Third in a series by Daniel Stern, DVN General Editor
In Part 1 of this series, we examined automaker clamour for more commonality between US and UN vehicle safety regulations. Part 2 focused on political barriers to harmonisation. Now we’ll look at some of the legal factors that complicate the situation.
As far as the science is concerned, a vehicle with a UN lighting configuration is about as safe as a vehicle with a US lighting configuration, with a few plus/minus points in both directions: side marker lights and reflectors required on US but not UN vehicles, side turn signal repeaters and yellow rear turn signals required on UN but not US vehicles, etc. It’s a reasonably agreeable proposition that the safety performance differences aren’t big enough to justify the regulatory differences between US and UN regulations. The same may well be true of differences between UN regulations and those of various other countries not party to the 1958 Agreement—India, China, Brazil, and more.
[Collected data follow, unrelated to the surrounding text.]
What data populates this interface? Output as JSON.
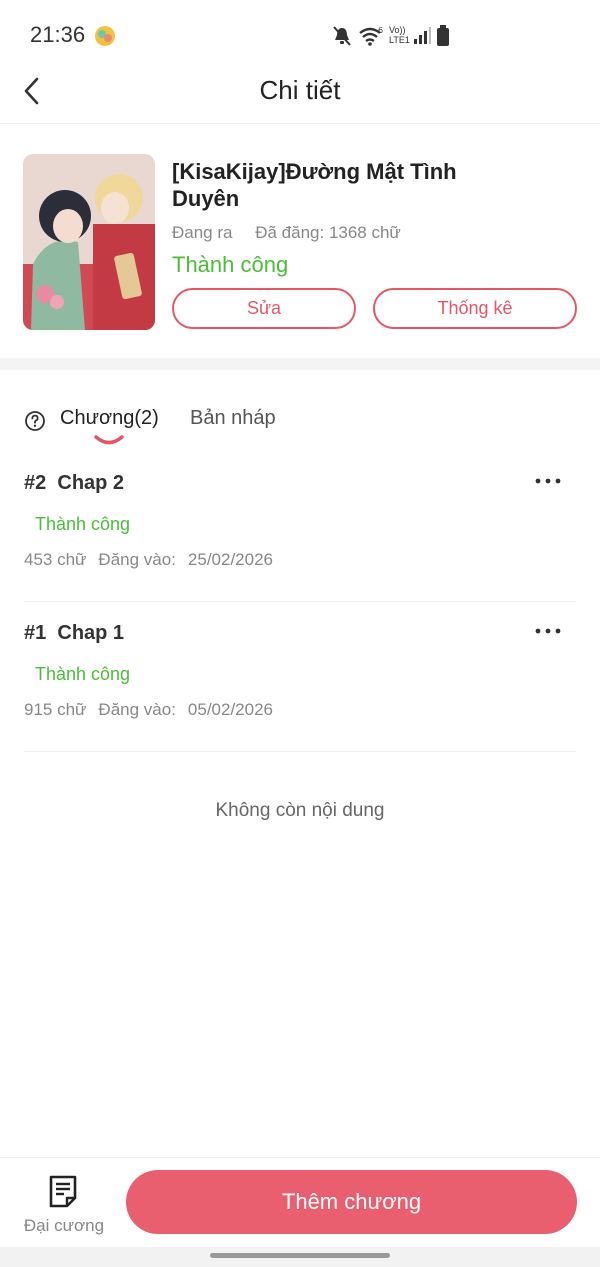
{
  "status_bar": {
    "time": "21:36",
    "network_label_1": "Vo))",
    "network_label_2": "LTE1"
  },
  "header": {
    "title": "Chi tiết"
  },
  "book": {
    "title": "[KisaKijay]Đường Mật Tình Duyên",
    "state": "Đang ra",
    "posted": "Đã đăng: 1368 chữ",
    "status": "Thành công",
    "edit_label": "Sửa",
    "stats_label": "Thống kê"
  },
  "tabs": {
    "chapters": "Chương(2)",
    "drafts": "Bản nháp"
  },
  "chapters": [
    {
      "number": "#2",
      "title": "Chap 2",
      "status": "Thành công",
      "words": "453 chữ",
      "posted_label": "Đăng vào:",
      "date": "25/02/2026"
    },
    {
      "number": "#1",
      "title": "Chap 1",
      "status": "Thành công",
      "words": "915 chữ",
      "posted_label": "Đăng vào:",
      "date": "05/02/2026"
    }
  ],
  "empty_text": "Không còn nội dung",
  "bottom": {
    "outline_label": "Đại cương",
    "add_chapter_label": "Thêm chương"
  },
  "colors": {
    "accent": "#e95f70",
    "success": "#4cbd3a"
  }
}
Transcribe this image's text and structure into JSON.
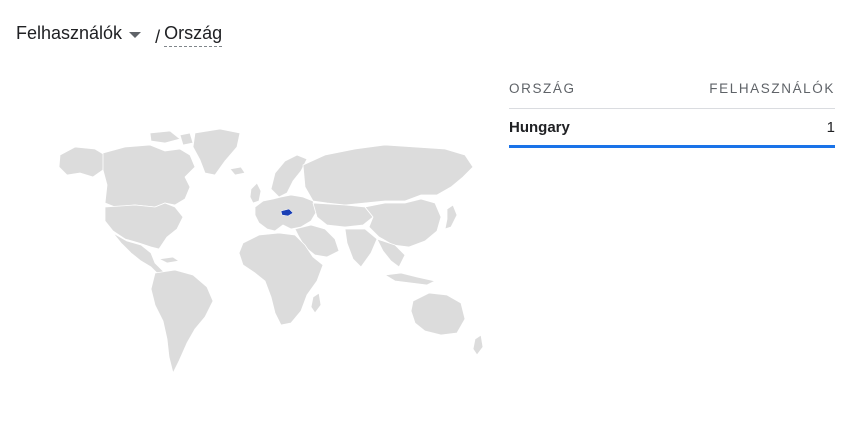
{
  "header": {
    "metric_label": "Felhasználók",
    "separator": "/",
    "dimension_label": "Ország"
  },
  "table": {
    "columns": [
      "ORSZÁG",
      "FELHASZNÁLÓK"
    ],
    "rows": [
      {
        "country": "Hungary",
        "users": "1"
      }
    ]
  },
  "map": {
    "land_color": "#dcdcdc",
    "border_color": "#ffffff",
    "highlight_color": "#1a3fb5",
    "highlighted_country": "Hungary"
  },
  "colors": {
    "accent": "#1a73e8"
  }
}
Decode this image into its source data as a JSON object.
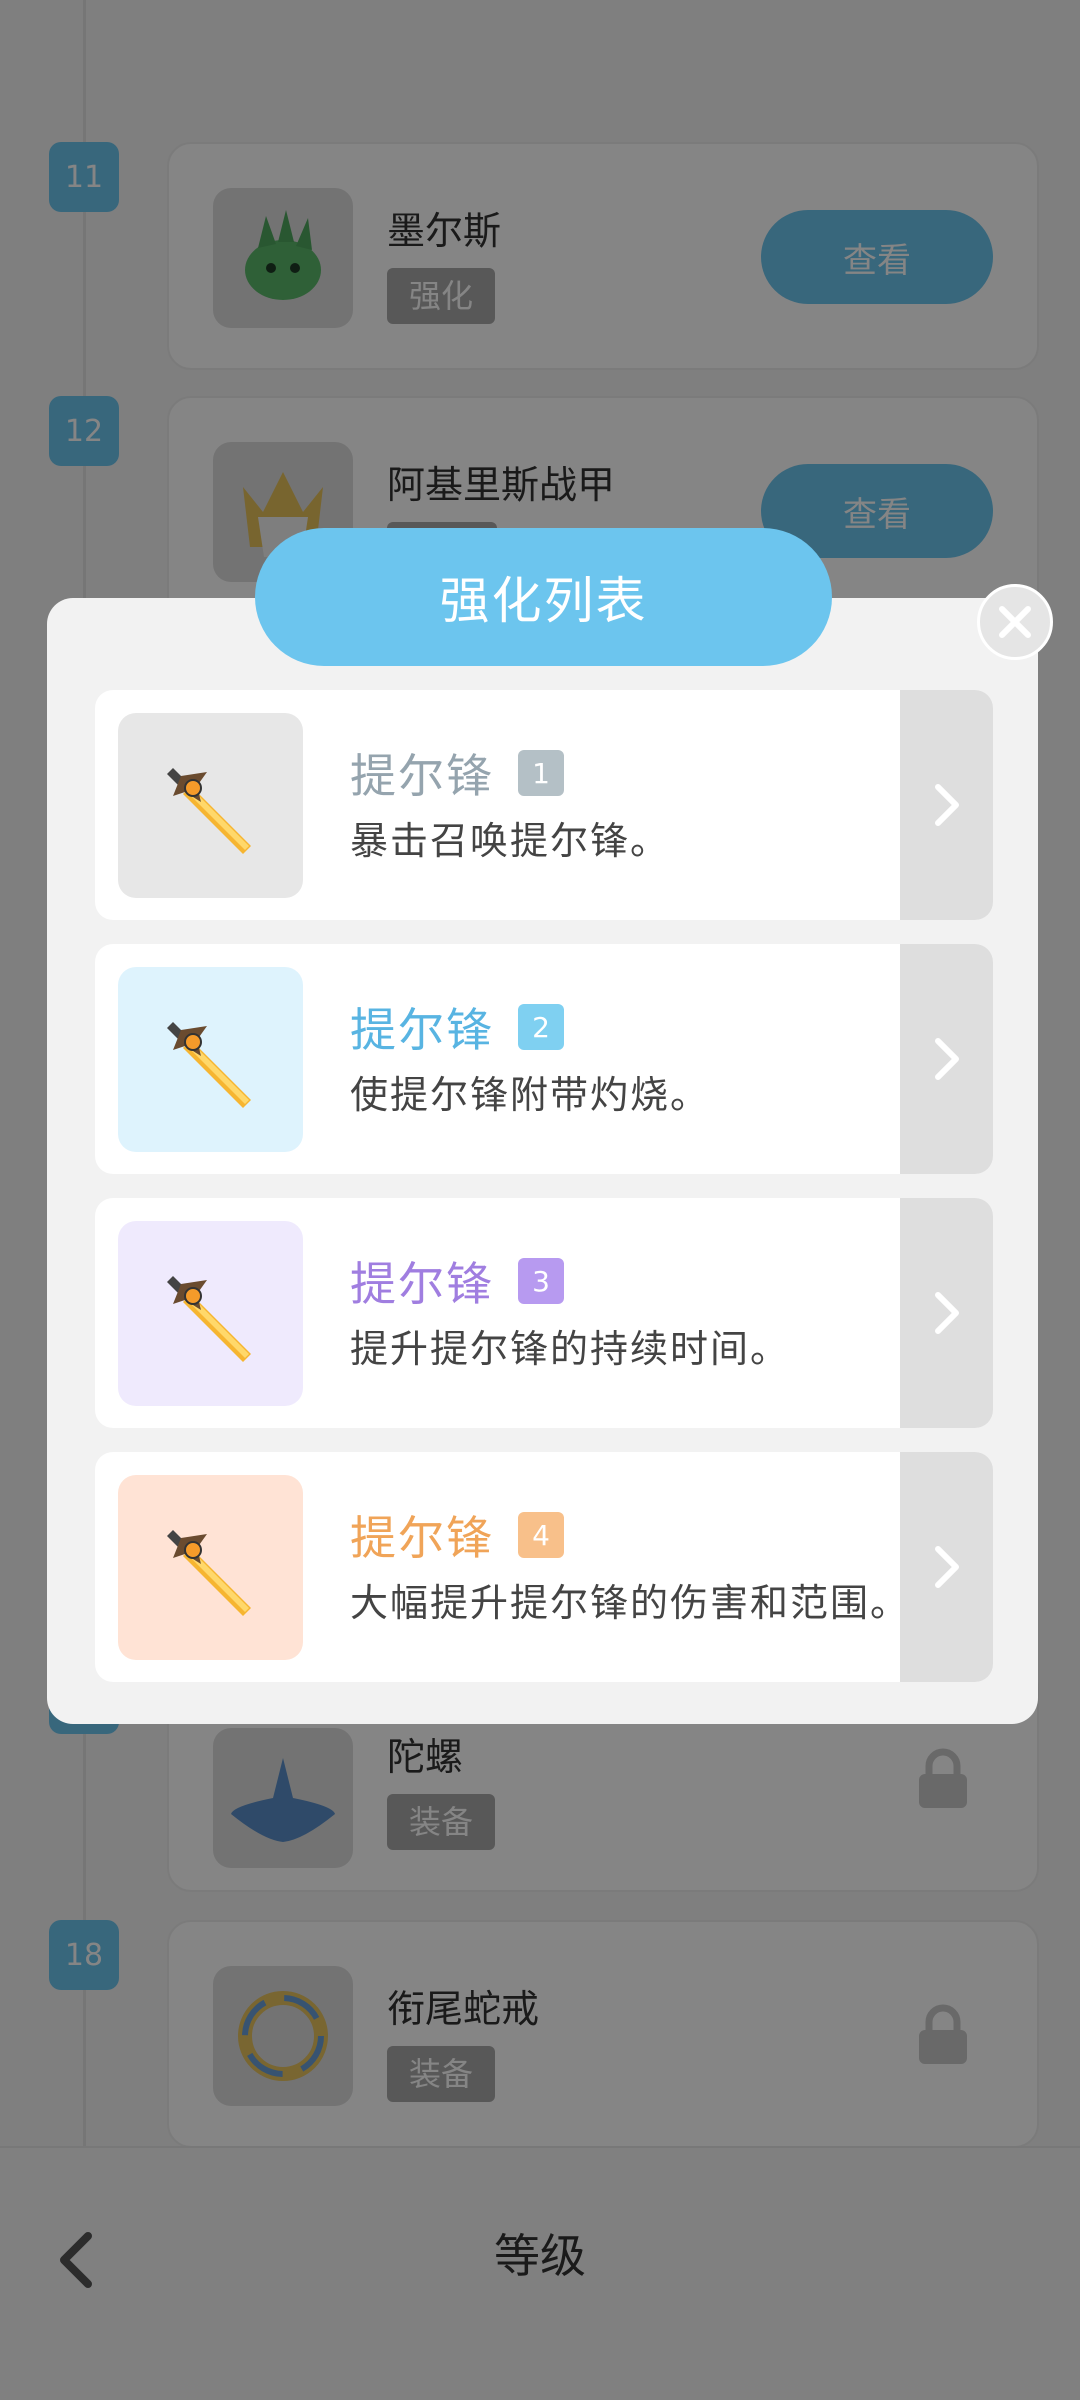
{
  "background_list": {
    "items": [
      {
        "level": "11",
        "name": "墨尔斯",
        "tag": "强化",
        "button": "查看",
        "locked": false
      },
      {
        "level": "12",
        "name": "阿基里斯战甲",
        "tag": "",
        "button": "查看",
        "locked": false
      },
      {
        "level": "",
        "name": "陀螺",
        "tag": "装备",
        "button": "",
        "locked": true
      },
      {
        "level": "18",
        "name": "衔尾蛇戒",
        "tag": "装备",
        "button": "",
        "locked": true
      }
    ]
  },
  "bottom_bar": {
    "title": "等级",
    "back_icon": "chevron-left-icon"
  },
  "modal": {
    "title": "强化列表",
    "close_icon": "close-icon",
    "upgrades": [
      {
        "name": "提尔锋",
        "level": "1",
        "desc": "暴击召唤提尔锋。",
        "color": "#95a4ae",
        "badge_color": "#b4c0c6",
        "bg": "#e7e7e7"
      },
      {
        "name": "提尔锋",
        "level": "2",
        "desc": "使提尔锋附带灼烧。",
        "color": "#58b4e2",
        "badge_color": "#7fd0f1",
        "bg": "#def3fd"
      },
      {
        "name": "提尔锋",
        "level": "3",
        "desc": "提升提尔锋的持续时间。",
        "color": "#a07ee0",
        "badge_color": "#b79af0",
        "bg": "#efeafd"
      },
      {
        "name": "提尔锋",
        "level": "4",
        "desc": "大幅提升提尔锋的伤害和范围。",
        "color": "#f0a458",
        "badge_color": "#f8c08a",
        "bg": "#ffe3d5"
      }
    ]
  },
  "colors": {
    "accent": "#6cc5ee",
    "overlay": "rgba(0,0,0,0.48)"
  }
}
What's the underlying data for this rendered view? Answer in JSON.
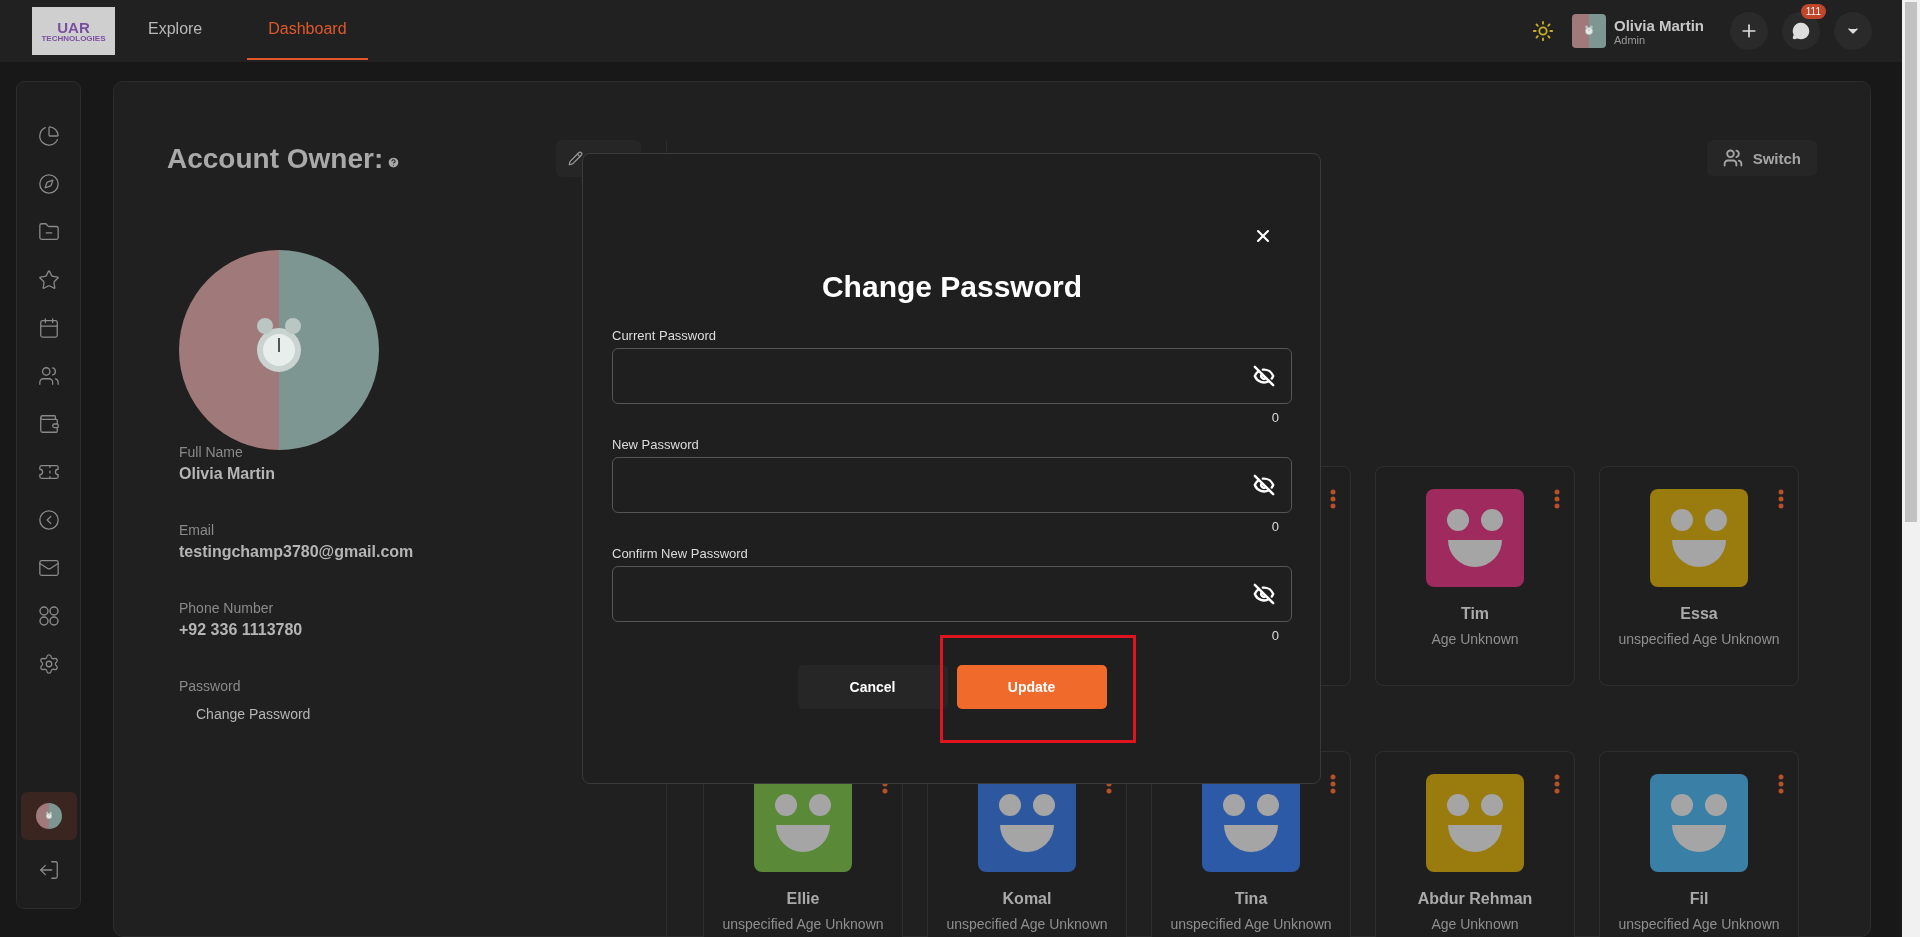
{
  "header": {
    "logo": {
      "mark": "UAR",
      "name": "TECHNOLOGIES"
    },
    "tabs": [
      {
        "label": "Explore",
        "selected": false
      },
      {
        "label": "Dashboard",
        "selected": true
      }
    ],
    "user": {
      "name": "Olivia Martin",
      "role": "Admin"
    },
    "messages_badge": "111"
  },
  "sidebar": {
    "items": [
      {
        "selected": false
      },
      {
        "selected": false
      },
      {
        "selected": false
      },
      {
        "selected": false
      },
      {
        "selected": false
      },
      {
        "selected": false
      },
      {
        "selected": false
      },
      {
        "selected": false
      },
      {
        "selected": false
      },
      {
        "selected": false
      },
      {
        "selected": false
      },
      {
        "selected": false
      }
    ],
    "profile": {
      "selected": true
    }
  },
  "account": {
    "title": "Account Owner:",
    "fields": [
      {
        "label": "Full Name",
        "value": "Olivia Martin"
      },
      {
        "label": "Email",
        "value": "testingchamp3780@gmail.com"
      },
      {
        "label": "Phone Number",
        "value": "+92 336 1113780"
      }
    ],
    "password": {
      "label": "Password",
      "action": "Change Password"
    }
  },
  "viewing": {
    "switch_label": "Switch",
    "rows": [
      [
        "",
        "",
        {
          "kind": "covered"
        },
        {
          "kind": "profile",
          "name": "Tim",
          "detail": "Age Unknown",
          "color": "#9e2a5e"
        },
        {
          "kind": "profile",
          "name": "Essa",
          "detail": "unspecified Age Unknown",
          "color": "#9a7b0e"
        }
      ],
      [
        {
          "kind": "profile",
          "name": "Ellie",
          "detail": "unspecified Age Unknown",
          "color": "#5a8a38"
        },
        {
          "kind": "profile",
          "name": "Komal",
          "detail": "unspecified Age Unknown",
          "color": "#2d58a0"
        },
        {
          "kind": "profile",
          "name": "Tina",
          "detail": "unspecified Age Unknown",
          "color": "#2d5aa6"
        },
        {
          "kind": "profile",
          "name": "Abdur Rehman",
          "detail": "Age Unknown",
          "color": "#9a7b0e"
        },
        {
          "kind": "profile",
          "name": "Fil",
          "detail": "unspecified Age Unknown",
          "color": "#3a80a6"
        }
      ]
    ]
  },
  "dialog": {
    "title": "Change Password",
    "fields": [
      {
        "label": "Current Password",
        "counter": "0"
      },
      {
        "label": "New Password",
        "counter": "0"
      },
      {
        "label": "Confirm New Password",
        "counter": "0"
      }
    ],
    "buttons": [
      {
        "label": "Cancel",
        "kind": "secondary",
        "highlighted": false
      },
      {
        "label": "Update",
        "kind": "primary",
        "highlighted": true
      }
    ]
  }
}
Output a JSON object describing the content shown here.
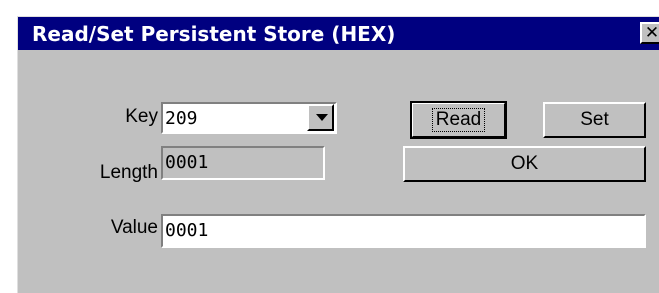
{
  "window": {
    "title": "Read/Set Persistent Store (HEX)",
    "close_glyph": "✕"
  },
  "form": {
    "key_label": "Key",
    "key_value": "209",
    "length_label": "Length",
    "length_value": "0001",
    "value_label": "Value",
    "value_value": "0001"
  },
  "buttons": {
    "read_label": "Read",
    "set_label": "Set",
    "ok_label": "OK"
  },
  "icons": {
    "close": "close-icon",
    "dropdown": "chevron-down-icon"
  },
  "colors": {
    "title_bar": "#000080",
    "face": "#c0c0c0"
  }
}
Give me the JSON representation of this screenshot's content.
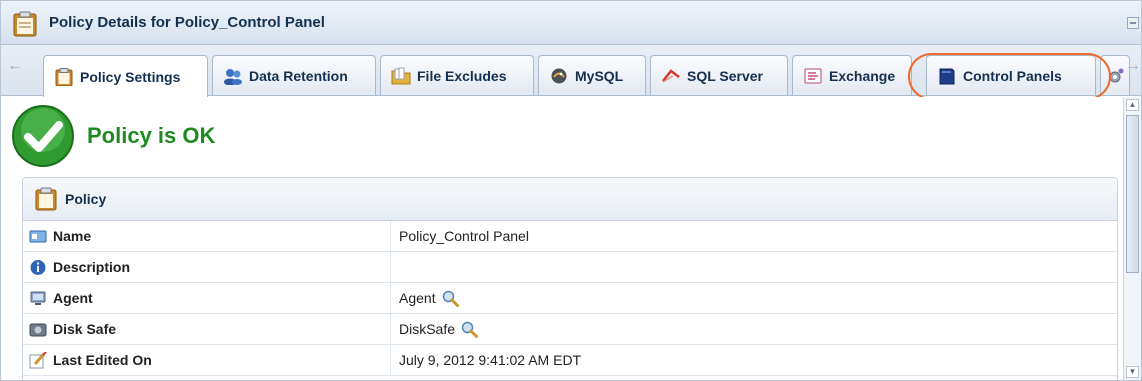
{
  "window": {
    "title": "Policy Details for Policy_Control Panel",
    "title_icon": "clipboard-icon"
  },
  "tabs": [
    {
      "label": "Policy Settings",
      "icon": "clipboard-icon",
      "active": true
    },
    {
      "label": "Data Retention",
      "icon": "database-users-icon",
      "active": false
    },
    {
      "label": "File Excludes",
      "icon": "folder-icon",
      "active": false
    },
    {
      "label": "MySQL",
      "icon": "mysql-icon",
      "active": false
    },
    {
      "label": "SQL Server",
      "icon": "sql-server-icon",
      "active": false
    },
    {
      "label": "Exchange",
      "icon": "exchange-icon",
      "active": false
    },
    {
      "label": "Control Panels",
      "icon": "control-panel-book-icon",
      "active": false,
      "highlighted": true
    }
  ],
  "status": {
    "text": "Policy is OK",
    "icon": "check-circle-icon",
    "color": "#1f8a22"
  },
  "panel": {
    "title": "Policy",
    "rows": [
      {
        "label": "Name",
        "value": "Policy_Control Panel",
        "icon": "name-card-icon"
      },
      {
        "label": "Description",
        "value": "",
        "icon": "info-icon"
      },
      {
        "label": "Agent",
        "value": "Agent",
        "icon": "computer-icon",
        "has_link_icon": true
      },
      {
        "label": "Disk Safe",
        "value": "DiskSafe",
        "icon": "disk-safe-icon",
        "has_link_icon": true
      },
      {
        "label": "Last Edited On",
        "value": "July 9, 2012 9:41:02 AM EDT",
        "icon": "edit-icon"
      }
    ]
  },
  "colors": {
    "highlight_ring": "#ec6a2c",
    "title_text": "#15304e",
    "status_green": "#1f8a22"
  }
}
Given the very wide adoption or acceptance of UN Regulations round the world, it is easy and tempting for the vehicle lighting practitioner to see countries with their own UN-divergent regulations as stubborn outliers: Why won’t they just acknowledge the global consensus and sign the damn treaty? Such thinking is erroneous because in fact there’s often much more to the matter than just technical factors of safety performance and political factors of trade and market control. There are substantial matters of national law that can stand in the way of a country acceding to the 1958 Agreement.
Consider perhaps the most notable non-participant, the United States. If the US were to sign the 1958 Agreement, there would surely be benefits. The US and the considerable collective smarts of its research community and experience of its industry would have a seat at the table for developing the technical standards and regulations. However, this benefit would simultaneously be a drawback: the US—the world’s second-largest auto market, with a big, important auto industry—would have a seat at the table. One seat. Only one seat, for the 1958 Agreement is set up on a one-country, one-vote basis. That would effectively nullify the US voice on most questions and neuter its contributions. Where US proposals and positions differ from European and Asian practice, the relatively enormous US auto industry, auto safety research community, and vehicle market would in all likelihood be overruled by a plurality of votes from a list of countries whose collective industry, research body, and market are comparatively tiny.